Esse jogo infantil poderia sem dúvida continuar eternamente, pois ela queria me acompanhar de volta. Aceitei, com a condição de que me deixasse na metade do caminho.

Cheguei meia hora atrasado para o jantar. Era a primeira vez. Culpei o trem pelo atraso. Meu pai fingiu acreditar.

Nada mais me pesava. Na rua eu andava tão leve quanto em meus sonhos.

Até então, eu tivera de renunciar a tudo que cobiçara enquanto criança. Por outro lado, a gratidão estragava os brinquedos que eu ganhava. Que prestígio devia ter para uma criança um brinquedo que se oferece a si mesmo! Eu estava inebriado de amor. Marthe era minha. Ela mesma o dissera; não eu. Podia tocar em seu rosto, beijar seus olhos, seus braços, vesti-la, feri-la, como quisesse.

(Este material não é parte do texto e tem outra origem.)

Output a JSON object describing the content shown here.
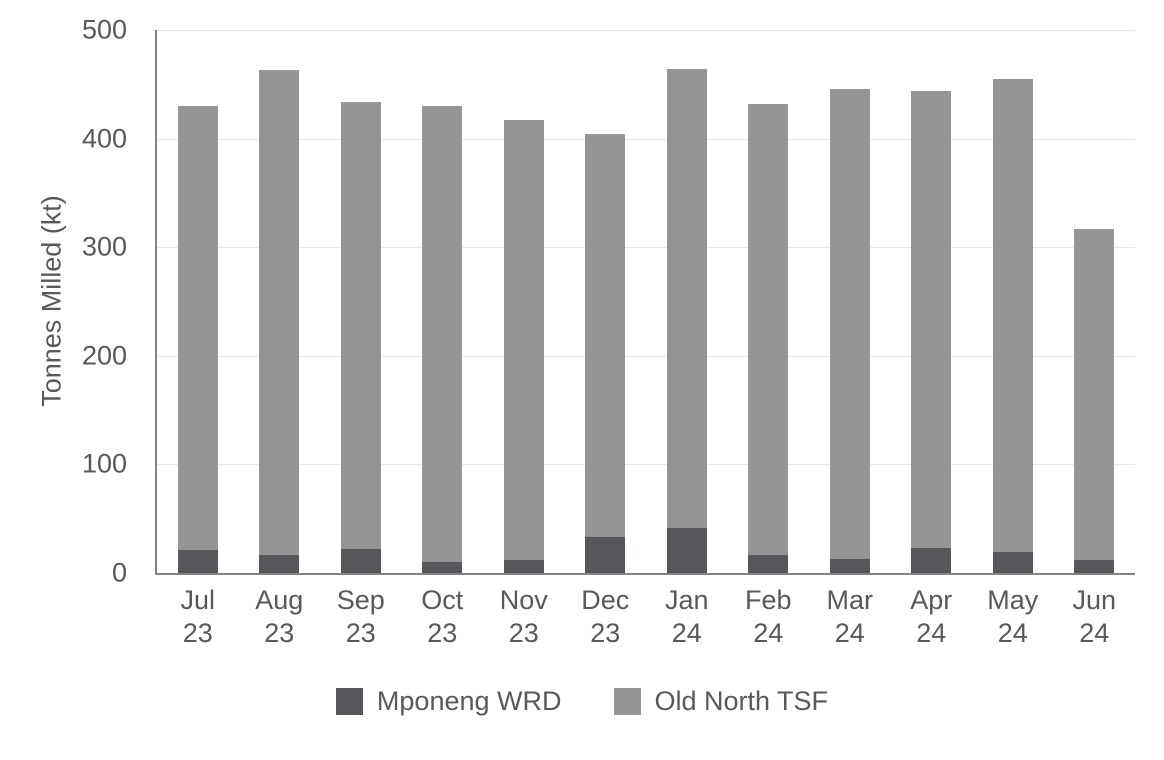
{
  "chart_data": {
    "type": "bar",
    "stacked": true,
    "title": "",
    "xlabel": "",
    "ylabel": "Tonnes Milled (kt)",
    "ylim": [
      0,
      500
    ],
    "yticks": [
      0,
      100,
      200,
      300,
      400,
      500
    ],
    "grid": true,
    "legend_position": "bottom",
    "categories": [
      "Jul 23",
      "Aug 23",
      "Sep 23",
      "Oct 23",
      "Nov 23",
      "Dec 23",
      "Jan 24",
      "Feb 24",
      "Mar 24",
      "Apr 24",
      "May 24",
      "Jun 24"
    ],
    "series": [
      {
        "name": "Mponeng WRD",
        "color": "#56575a",
        "values": [
          21,
          17,
          22,
          10,
          12,
          33,
          41,
          17,
          13,
          23,
          19,
          12
        ]
      },
      {
        "name": "Old North TSF",
        "color": "#959595",
        "values": [
          409,
          446,
          412,
          420,
          405,
          371,
          423,
          415,
          433,
          421,
          436,
          305
        ]
      }
    ],
    "totals": [
      430,
      463,
      434,
      430,
      417,
      404,
      464,
      432,
      446,
      444,
      455,
      317
    ]
  },
  "style_colors": {
    "axis_line": "#828282",
    "gridline": "#e8e8e8",
    "text": "#595959"
  }
}
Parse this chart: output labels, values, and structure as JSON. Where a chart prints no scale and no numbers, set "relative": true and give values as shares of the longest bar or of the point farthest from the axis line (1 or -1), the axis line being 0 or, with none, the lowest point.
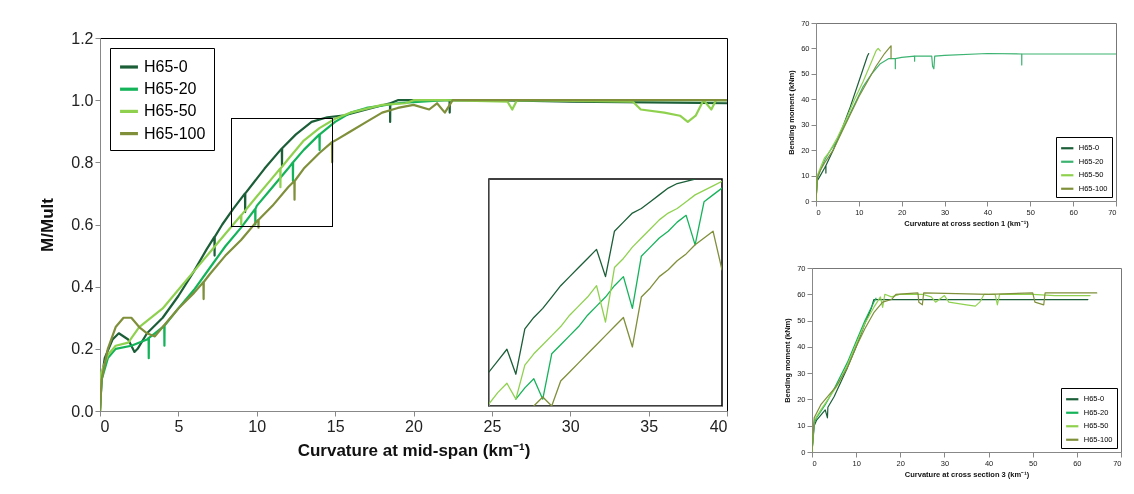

Em meu delírio, eu a mordia em lugares onde a pele ficava à mostra, para que sua mãe suspeitasse de um amante. Eu queria poder marcá-la com minhas iniciais. Minha selvageria de criança redescobria o velho sentido da tatuagem. Marthe dizia: "Sim, me morda, me marque, quero que todo mundo saiba".

Eu queria poder beijar seus seios. Mas não ousava pedir, imaginando que ela mesma saberia oferecê-los, como fizera com os lábios. Ao fim de alguns dias, habituado a seus lábios, não pensava em outras delícias.

Costumávamos ler juntos à luz do fogo, onde ela jogava frequentemente as cartas que seu marido lhe enviava a cada dia do fronte. Pela inquietação dessas cartas, adivinhava-se que as de Marthe se tornavam cada vez menos carinhosas e mais raras. Não era sem algum mal-estar que eu via essas cartas arderem. Elas avivavam um segundo o fogo e, tudo somado, eu tinha medo de ver tão claro.

Marthe, que agora me perguntava com frequência se era verdade que eu a amara desde o nosso primeiro encontro, me censurava por não tê-lo dito antes do casamento. Ela não teria se casado, dizia; pois, se sentira uma espécie de amor por Jacques no princípio do noivado, este, muito longo devido à guerra, apagara pouco a pouco seu amor. Ela esperava que os quinze dias de licença concedidos a Jacques pudessem transformar seus sentimentos.

Ele foi canhestro. Aquele que ama irrita sempre aquele que não ama. E Jacques a amava cada vez mais. Suas cartas eram as de alguém que sofre, mas colocando alto demais sua Marthe para crê-la capaz de traição. Daí culpar a si mesmo, suplicando a Marthe que lhe dissesse somente que mal lhe podia ter feito: "Sinto-me tão rude a seu lado, tenho a impressão de que cada palavra minha fere você". Marthe respondia-lhe simplesmente que ele se enganava, que ela nada lhe censurava.

Estávamos então no começo de março. A primavera foi precoce. Nos dias em que não me acompanhava a Paris, Marthe esperava que eu voltasse da aula de desenho, nua sob o penhoar, estendida diante da lareira onde queimava sempre a oliva de seus sogros. Ela havia pedido que renovassem a provisão.